Следующим было заявление Павла Иванова… Я перевел взгляд на пачку заявлений, которая была потоньше первой. И на листке, лежавшем сверху, различил подпись «Федотов».
Командир роты в своем заявлении писал:
«Замполиту, а также командиру первого взвода, лейтенанту т. Симакову.
В случае моей смерти прошу положить мое тело в бруствер. Повторяю приказ – стоять насмерть! Назад ни шагу!..»
Я читал эти необычные заявления одно за другим. Разные имена, разные фамилии – русские, казахские, грузинские, украинские, еврейские, латышские… Разные почерки. Разный стиль…
Командир роты был прав: в строю находилось сто одиннадцать бойцов. Из них живых – тридцать девять, мертвых – семьдесят два.
Перед простотой и значением открывшегося прежние подозрения показались ничтожными, жалкими. Мне захотелось выбежать из землянки, разыскать капитана Федотова, пожать ему руку и попросить прощения за мою невольную бестактность, за несправедливые подозрения. Хотелось высказать бойцам этой удивительной роты самые сердечные слова восхищения их мужеством и стойкостью…
Да, как человек я порывался так поступить. Но именно так я поступить и не мог. Я ведь был не просто человеком, не частным лицом. Я был представителем штаба армии. В качестве такового я не имел права ни на один из этих поступков. Каждый из них выражал бы одобрительное отношение к тому, что я узнал. Притом не только мое, но и представляемой мною инстанции. Но выражать одобрение или неодобрение командования армии, а тем более командующего фронтом, которому тоже предстояло узнать о происходящем здесь, я, разумеется, не мог.
Единственное, на что я имел бесспорное право, это почтить память погибших. Я встал, склонил голову и тихо проговорил: «Спите спокойно, дорогие мои земляки. Вечная вам память и слава».
Я почувствовал, что слезы подступили к глазам. Из горла вырвался звук, похожий на всхлип… Надо было тотчас взять себя в руки, успокоиться и приступить к выполнению своих обязанностей.
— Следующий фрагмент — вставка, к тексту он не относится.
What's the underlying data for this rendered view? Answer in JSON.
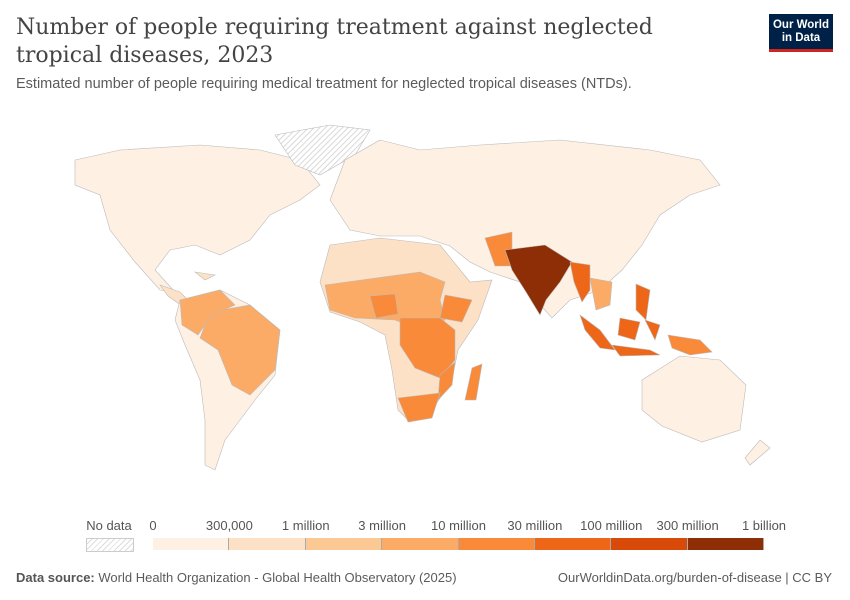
{
  "header": {
    "title": "Number of people requiring treatment against neglected tropical diseases, 2023",
    "subtitle": "Estimated number of people requiring medical treatment for neglected tropical diseases (NTDs).",
    "logo": "Our World in Data"
  },
  "legend": {
    "no_data": "No data",
    "ticks": [
      "0",
      "300,000",
      "1 million",
      "3 million",
      "10 million",
      "30 million",
      "100 million",
      "300 million",
      "1 billion"
    ],
    "colors": [
      "#fef0e2",
      "#fde1c6",
      "#fcc995",
      "#fbab66",
      "#f88a3a",
      "#ee6618",
      "#d84a09",
      "#8e2e06"
    ],
    "no_data_color": "hatched"
  },
  "map_data": [
    {
      "region": "North America",
      "bin": 0
    },
    {
      "region": "Greenland",
      "bin": null
    },
    {
      "region": "Central America",
      "bin": 1
    },
    {
      "region": "South America",
      "bin": 0
    },
    {
      "region": "Brazil",
      "bin": 3
    },
    {
      "region": "Colombia/Venezuela",
      "bin": 3
    },
    {
      "region": "Africa",
      "bin": 1
    },
    {
      "region": "West Africa & Sahel",
      "bin": 3
    },
    {
      "region": "Central/East Africa",
      "bin": 4
    },
    {
      "region": "Nigeria",
      "bin": 4
    },
    {
      "region": "Ethiopia",
      "bin": 4
    },
    {
      "region": "Madagascar",
      "bin": 4
    },
    {
      "region": "Mozambique",
      "bin": 4
    },
    {
      "region": "South Africa",
      "bin": 4
    },
    {
      "region": "Eurasia",
      "bin": 0
    },
    {
      "region": "Pakistan/Afghanistan",
      "bin": 4
    },
    {
      "region": "India",
      "bin": 7
    },
    {
      "region": "Myanmar/Bangladesh",
      "bin": 5
    },
    {
      "region": "Southeast Asia",
      "bin": 3
    },
    {
      "region": "Philippines",
      "bin": 5
    },
    {
      "region": "Indonesia",
      "bin": 5
    },
    {
      "region": "Papua New Guinea",
      "bin": 4
    },
    {
      "region": "Australia",
      "bin": 0
    },
    {
      "region": "New Zealand",
      "bin": 0
    }
  ],
  "footer": {
    "source_label": "Data source:",
    "source": "World Health Organization - Global Health Observatory (2025)",
    "link": "OurWorldinData.org/burden-of-disease | CC BY"
  }
}
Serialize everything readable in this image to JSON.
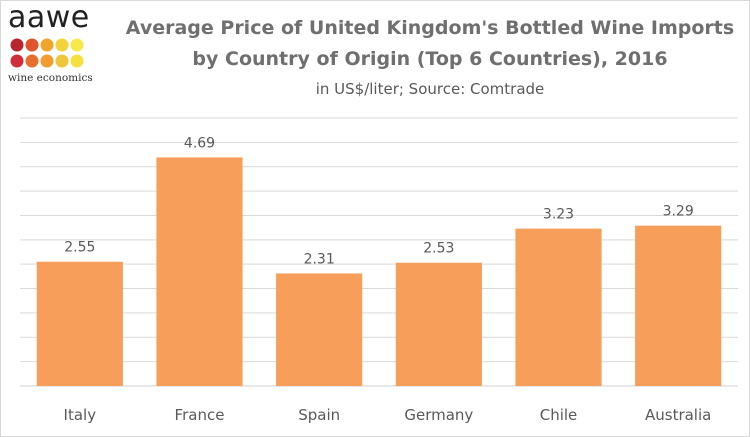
{
  "logo": {
    "word": "aawe",
    "tagline": "wine economics",
    "dot_colors": [
      "#b8252e",
      "#e2542b",
      "#f0a52b",
      "#f3d33c",
      "#f7e84b",
      "#cf2f3a",
      "#e66f2e",
      "#f29b2f",
      "#efc53a",
      "#f6e03f"
    ]
  },
  "chart_data": {
    "type": "bar",
    "title_line1": "Average Price of United Kingdom's Bottled Wine Imports",
    "title_line2": "by Country of Origin (Top 6 Countries), 2016",
    "subtitle": "in US$/liter; Source: Comtrade",
    "categories": [
      "Italy",
      "France",
      "Spain",
      "Germany",
      "Chile",
      "Australia"
    ],
    "values": [
      2.55,
      4.69,
      2.31,
      2.53,
      3.23,
      3.29
    ],
    "value_labels": [
      "2.55",
      "4.69",
      "2.31",
      "2.53",
      "3.23",
      "3.29"
    ],
    "ylim": [
      0,
      5.5
    ],
    "gridlines": true,
    "grid_step": 0.5,
    "bar_color": "#f79e5b",
    "grid_color": "#d9d9d9",
    "label_color": "#595959"
  }
}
Прежде всего, я должен был составить объективное и точное донесение обо всем увиденном в роте. Опыт приучил меня не спешить с высказыванием личных впечатлений, возникающих под влиянием эмоций. Выводы должны опираться на трезвый и спокойный анализ фактов.
Данный случай, столь исключительный и не укладывающийся ни в какие привычные рамки, требовал особо тщательного и всестороннего осмысления.
Я не сомневался – убедить командование армии в том, что действия капитана Федотова заслуживают одобрения, будет непросто. Как, например, ответить на вопрос: в чем их военная целесообразность? А как будет выглядеть вся эта история с точки зрения политической?
С этой стороны отнюдь не безразлично – осудить или одобрить то, что здесь произошло. Осудить – значит свести дело к случаю, к сумасбродной выходке одного командира роты. При этом можно не допустить широкой огласки. Одобрить – напротив, означает разделить ответственность за действия Федотова и допустить огласку факта со всеми вытекающими отсюда последствиями.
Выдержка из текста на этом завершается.